Awal tahun baru ini perlu dimaknai, namun tidak dengan perayaan pesta atau pergi liburan, melainkan sebaiknya dengan keheningan dan perenungan atas hidup yang telah dan akan dijalani. Filosofinya adalah kembali ke dalam diri, merenungi kesalahan, memperbaiki niat, dan menyucikan jiwa. Sedangkan kata "Suro" berasal dari bahasa Arab “Asyura”.
Dalam tradisi Jawa, “Suro” dimaknai sebagai waktu yang suci, penuh aura spiritual tinggi. Karenanya, dianggap waktu sakral untuk menenangkan batin.
Sejarahnya, penanggalan Jawa bulan "Suro" bisa bersamaan dengan bulan "Hijriyah" dalam Tahun Baru Islam ini karena ditetapkan oleh Sultan Agung Mataram sejak tahun 1633 M. Sebelum itu, masyarakat Jawa memakai kalender Saka (Hindu, berbasis matahari).
Jadi, Sultan Agung dalam upaya mengislamkan Jawa tanpa menghapus budaya lama, menciptakan Kalender Jawa-Islami, yaitu penanggalan lunar dengan pengaruh kalender Hijriyah dipadukan dengan aspek mistik dan kebudayaan lokal.

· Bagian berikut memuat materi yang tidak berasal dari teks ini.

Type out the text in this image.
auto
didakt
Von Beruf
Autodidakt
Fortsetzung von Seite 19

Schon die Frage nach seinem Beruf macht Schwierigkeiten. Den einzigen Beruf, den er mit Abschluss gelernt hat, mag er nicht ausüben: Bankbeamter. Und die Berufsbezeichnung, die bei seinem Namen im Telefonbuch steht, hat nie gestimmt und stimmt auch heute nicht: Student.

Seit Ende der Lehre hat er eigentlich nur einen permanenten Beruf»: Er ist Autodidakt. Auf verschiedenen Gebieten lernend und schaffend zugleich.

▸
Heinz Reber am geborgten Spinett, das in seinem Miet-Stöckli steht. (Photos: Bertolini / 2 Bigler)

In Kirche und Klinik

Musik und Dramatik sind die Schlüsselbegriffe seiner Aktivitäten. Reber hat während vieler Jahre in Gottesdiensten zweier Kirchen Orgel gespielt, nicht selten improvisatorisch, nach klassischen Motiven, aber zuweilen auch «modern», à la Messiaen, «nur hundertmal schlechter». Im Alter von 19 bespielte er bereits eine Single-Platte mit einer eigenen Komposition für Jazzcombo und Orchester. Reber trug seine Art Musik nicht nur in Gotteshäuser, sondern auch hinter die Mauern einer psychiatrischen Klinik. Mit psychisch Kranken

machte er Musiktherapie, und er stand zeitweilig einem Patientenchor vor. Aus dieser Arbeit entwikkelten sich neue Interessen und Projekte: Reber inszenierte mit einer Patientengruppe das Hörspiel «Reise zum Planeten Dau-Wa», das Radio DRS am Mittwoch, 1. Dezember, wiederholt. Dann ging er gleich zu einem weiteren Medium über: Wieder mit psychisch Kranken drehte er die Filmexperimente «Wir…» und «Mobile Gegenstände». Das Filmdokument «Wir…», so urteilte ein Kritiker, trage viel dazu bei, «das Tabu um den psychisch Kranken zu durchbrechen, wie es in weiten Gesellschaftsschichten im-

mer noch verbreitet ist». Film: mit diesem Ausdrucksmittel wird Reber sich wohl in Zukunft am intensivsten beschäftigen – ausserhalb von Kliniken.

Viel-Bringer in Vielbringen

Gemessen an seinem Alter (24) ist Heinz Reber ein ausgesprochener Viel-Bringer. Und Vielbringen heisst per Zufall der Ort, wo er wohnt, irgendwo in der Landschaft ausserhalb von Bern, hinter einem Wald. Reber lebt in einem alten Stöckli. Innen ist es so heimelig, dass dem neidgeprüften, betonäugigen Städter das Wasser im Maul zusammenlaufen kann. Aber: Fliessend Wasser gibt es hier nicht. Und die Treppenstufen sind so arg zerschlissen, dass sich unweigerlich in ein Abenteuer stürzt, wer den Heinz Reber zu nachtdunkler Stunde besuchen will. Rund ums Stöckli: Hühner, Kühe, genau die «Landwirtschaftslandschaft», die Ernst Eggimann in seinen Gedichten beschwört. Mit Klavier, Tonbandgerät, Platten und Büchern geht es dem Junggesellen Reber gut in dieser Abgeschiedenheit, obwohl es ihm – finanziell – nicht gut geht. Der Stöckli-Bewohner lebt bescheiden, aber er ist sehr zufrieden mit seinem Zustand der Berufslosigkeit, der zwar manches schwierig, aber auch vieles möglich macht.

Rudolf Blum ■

Kegiatan di hari-hari ini atau di bulan Suro yang disarankan atau dilakukan antara lain adalah Tapa Bisu. Puasa berbicara tujuannya adalah merenung, mengendalikan hawa nafsu, dan menyucikan pikiran.
Di Jogja, selain Tapa Bisu Mubeng Beteng Baluwarti Kraton Ngayogyakarta Hadiningrat dan Tlatah Wilayah Puro Pakualaman, tahun ini juga diadakan di sekitar Panggung Krapyak sampai Plengkung Gading yang disebut "Kirab Segara Bening", menggantikan rute Tugu Pal Putih sampai Kepatihan.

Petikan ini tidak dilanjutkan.